# Brakes and Rain



## lovin it (Jul 2, 2009)

Everytime it rains and I apply my brakes the driver side like hops or vibrates sort of feels like I have a flat. It only does it when it rains. Is this normal? Is this the ABS kicking in? I just had my tires rotated and they said the brakes look fine. Does anyone else have this issue. It an 05 auto.


----------



## jpalamar (Jul 22, 2008)

Could be # of things. Bad alignment, not balanced tire, bad rotor, not torqued logs, suspension issues....


----------



## lovin it (Jul 2, 2009)

even with it only happening in the rain? So I'm guessing its not the ABS? I just had my tires rotated and balanced and it still does it and they didnt see anything wrong with the brakes....maybe I need to take it somewhere else and I guess take it when it rains!!


----------



## jpalamar (Jul 22, 2008)

If it is only in the rain it could be a lose of trackion and the ABS kicking in. How hard are you are you hitting the brakes to set it off? What kinda tires? Decent tread left? Stock rotors/pads? 

I think our guages will tell you when the ABS kicks on with a light or message. I'll test it on my way home. We have a backroad that I can easlily go 100+ and then slam the brakes. I'll let you know if I get any message or lights when it kicks in.

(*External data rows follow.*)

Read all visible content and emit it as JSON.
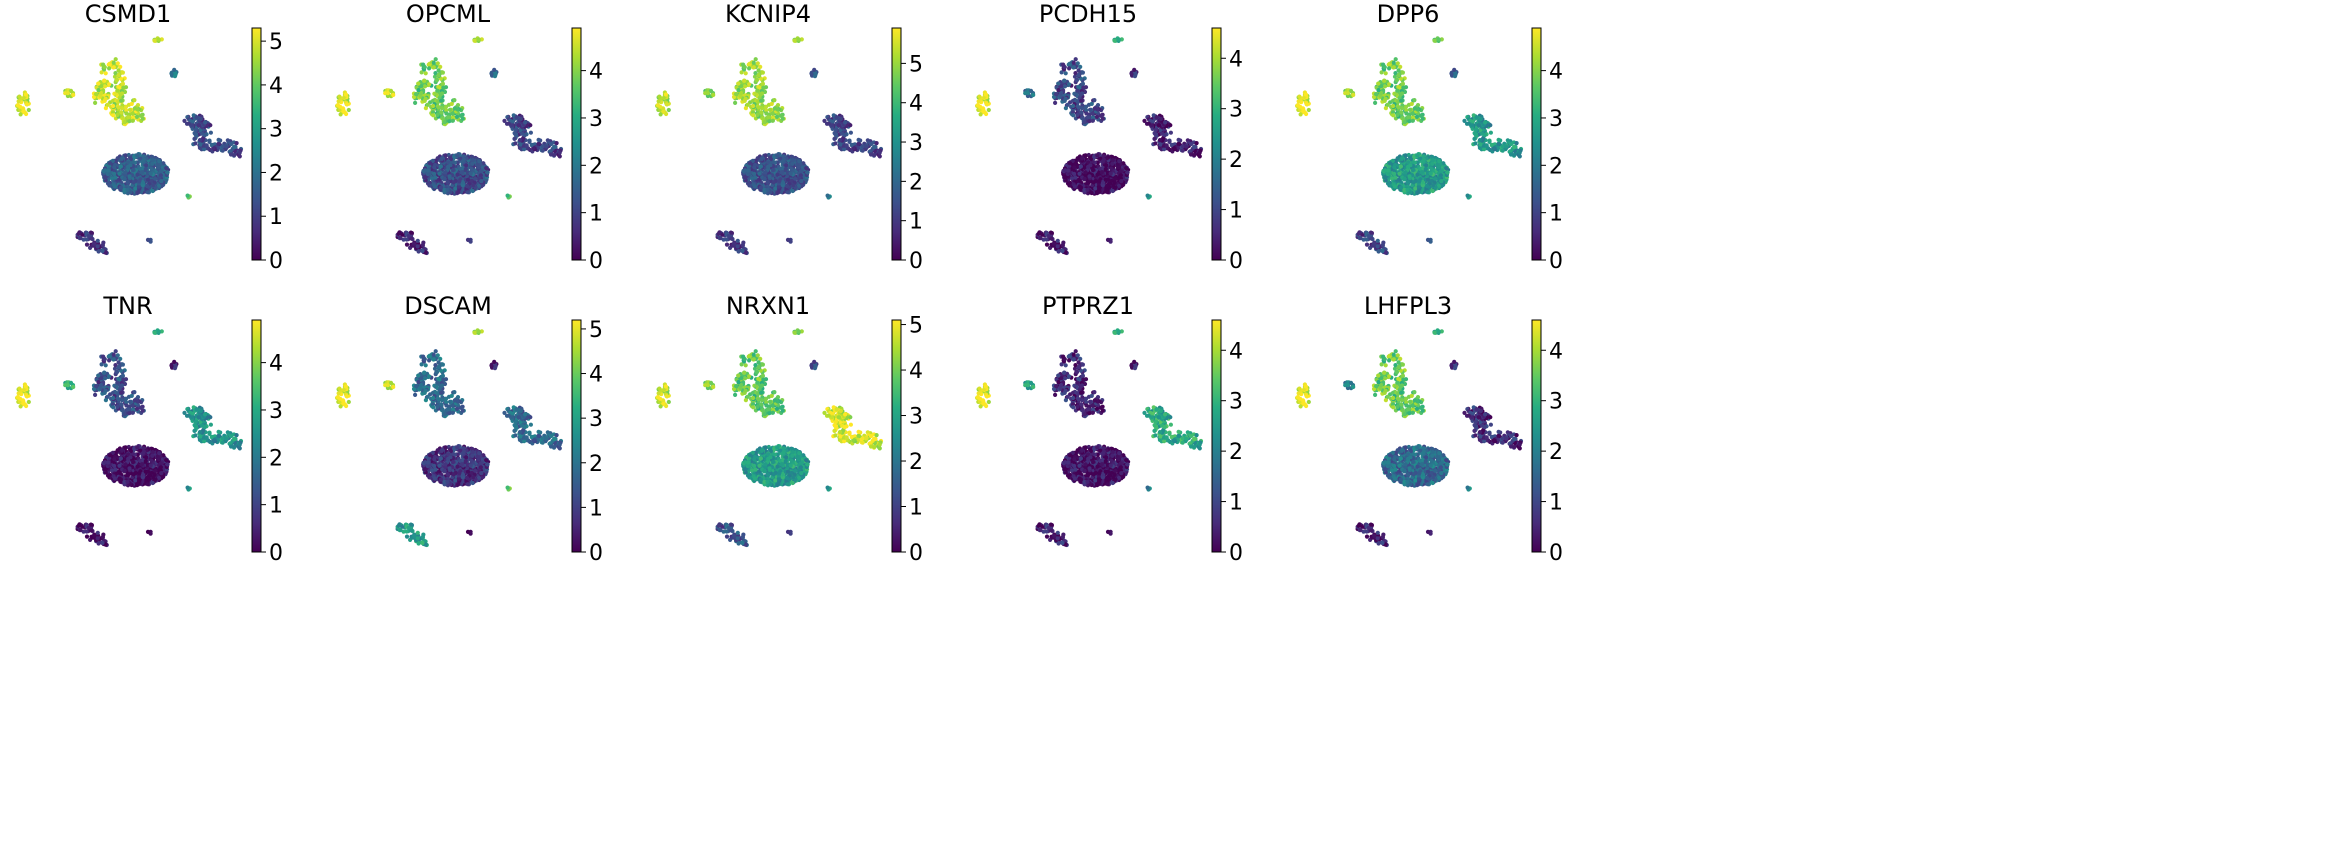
{
  "chart_data": {
    "type": "scatter",
    "description_kind": "umap-gene-expression-grid",
    "colormap": "viridis",
    "colormap_stops": [
      "#440154",
      "#472c7a",
      "#3b518b",
      "#2c718e",
      "#21908d",
      "#27ad81",
      "#5cc863",
      "#aadc32",
      "#fde725"
    ],
    "clusters": [
      "left-isolate",
      "small-left",
      "neuron-arm",
      "top-right-dot",
      "small-right-dot",
      "opc-arc",
      "main-blob",
      "bottom-left",
      "small-bottom",
      "right-isolate"
    ],
    "panels": [
      {
        "gene": "CSMD1",
        "vmax": 5.3,
        "ticks": [
          0,
          1,
          2,
          3,
          4,
          5
        ],
        "expression": [
          5.0,
          4.6,
          4.8,
          4.5,
          2.0,
          1.2,
          1.6,
          0.8,
          1.4,
          4.0
        ]
      },
      {
        "gene": "OPCML",
        "vmax": 4.9,
        "ticks": [
          0,
          1,
          2,
          3,
          4
        ],
        "expression": [
          4.7,
          4.3,
          3.8,
          4.0,
          1.5,
          1.0,
          1.2,
          0.5,
          1.0,
          3.6
        ]
      },
      {
        "gene": "KCNIP4",
        "vmax": 5.9,
        "ticks": [
          0,
          1,
          2,
          3,
          4,
          5
        ],
        "expression": [
          5.3,
          4.5,
          5.0,
          4.8,
          1.5,
          1.2,
          1.5,
          1.0,
          1.2,
          2.5
        ]
      },
      {
        "gene": "PCDH15",
        "vmax": 4.6,
        "ticks": [
          0,
          1,
          2,
          3,
          4
        ],
        "expression": [
          4.5,
          1.5,
          1.0,
          2.6,
          0.5,
          0.4,
          0.1,
          0.3,
          0.5,
          2.5
        ]
      },
      {
        "gene": "DPP6",
        "vmax": 4.9,
        "ticks": [
          0,
          1,
          2,
          3,
          4
        ],
        "expression": [
          4.8,
          4.0,
          3.8,
          3.5,
          1.3,
          2.6,
          2.7,
          1.0,
          1.5,
          2.7
        ]
      },
      {
        "gene": "TNR",
        "vmax": 4.9,
        "ticks": [
          0,
          1,
          2,
          3,
          4
        ],
        "expression": [
          4.8,
          3.0,
          1.2,
          2.7,
          0.3,
          2.5,
          0.2,
          0.2,
          0.2,
          2.6
        ]
      },
      {
        "gene": "DSCAM",
        "vmax": 5.2,
        "ticks": [
          0,
          1,
          2,
          3,
          4,
          5
        ],
        "expression": [
          5.0,
          4.5,
          1.8,
          4.2,
          0.3,
          1.8,
          0.8,
          2.8,
          0.2,
          4.0
        ]
      },
      {
        "gene": "NRXN1",
        "vmax": 5.1,
        "ticks": [
          0,
          1,
          2,
          3,
          4,
          5
        ],
        "expression": [
          4.7,
          4.0,
          3.8,
          3.8,
          1.0,
          4.8,
          2.8,
          1.3,
          1.0,
          2.8
        ]
      },
      {
        "gene": "PTPRZ1",
        "vmax": 4.6,
        "ticks": [
          0,
          1,
          2,
          3,
          4
        ],
        "expression": [
          4.5,
          2.5,
          0.5,
          2.6,
          0.2,
          2.8,
          0.2,
          0.4,
          0.3,
          2.0
        ]
      },
      {
        "gene": "LHFPL3",
        "vmax": 4.6,
        "ticks": [
          0,
          1,
          2,
          3,
          4
        ],
        "expression": [
          4.5,
          1.8,
          3.5,
          2.6,
          0.5,
          0.6,
          1.6,
          0.4,
          0.5,
          2.2
        ]
      }
    ]
  }
}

I did ear stories about the A4s when hitting the brakes really hard the 3-1 shift can kick them lose(rears though) but that was mostly with factory 18s cause the summer onlys sucked.


----------



## lovin it (Jul 2, 2009)

Tires are fairly new maybe couple months old they are General UHP ....I think thats what there called. Stock pads and rotors (I guess) I'm the second owner. It had 15k on it when I purchased it and now it has 21k. It's like maybe a pad is getting wet in spots and when I brake it hits those wet spots?? I'm not braking hard at all just enough to slow down a lil before I come to a stop and thats why I don't brake hard when it rains because I know my brakes are going to do that.


----------



## The_Goat (Mar 10, 2005)

I've got a similar issue. It started more when it was wet out, but it's now happening sometimes when it's dry. I was told my tie rod ends need to be replaced... getting that done next weekend.


----------



## Razz2o4 (Dec 5, 2006)

I have the same issue in my 06 but only noticed when it rains and when im going down a hill. i balance my tires every 6k and keep up on all the maintenance. I was thinking about a abs delete but dunno if that is such a good idea. Maybe someone will be able to find a solution to this i hope. Im doing a Energy suspension master bushing kit this spring when i get it out of storage. We shall see if this helps.


----------



## MTUGTO (Jan 22, 2010)

I have Hawk ceramics and when they are wet after a few miles of no brakes, they take a bit of modulation to start working, on stock, warped rotors. Maybe its just pad knockback though, not sure. Do you have stock Radius Rod bushings?


----------



## HP11 (Apr 11, 2009)

You guys drive you GTOs in the rain????


----------



## jpalamar (Jul 22, 2008)

HP11 said:


> You guys drive you GTOs in the rain????


Rain is nothing. Mine get snow and salt too! GTO is my bad weather vehicle, good weather is the bike


----------



## mikes06goat (Jan 13, 2009)

the only water mine sees is when it's getting washed! I won't even eat in it!


----------



## BobS (Jul 28, 2005)

My cars have almost ALL had this problem.... Not unique to the GTO.

When the rotor's wet, and you lightly step on the brake, the pad keeps floating on the wet disc. Push harder and it will sound worse until the water film breaks down or boils off... but then it will stop the 'vibration'.

Maybe it's related to the rotor/pad geometry or something... But I doubt it's related to balance, tie rods, or anything mechanical. My GTO (and other cars) have done it since new.

BOB


----------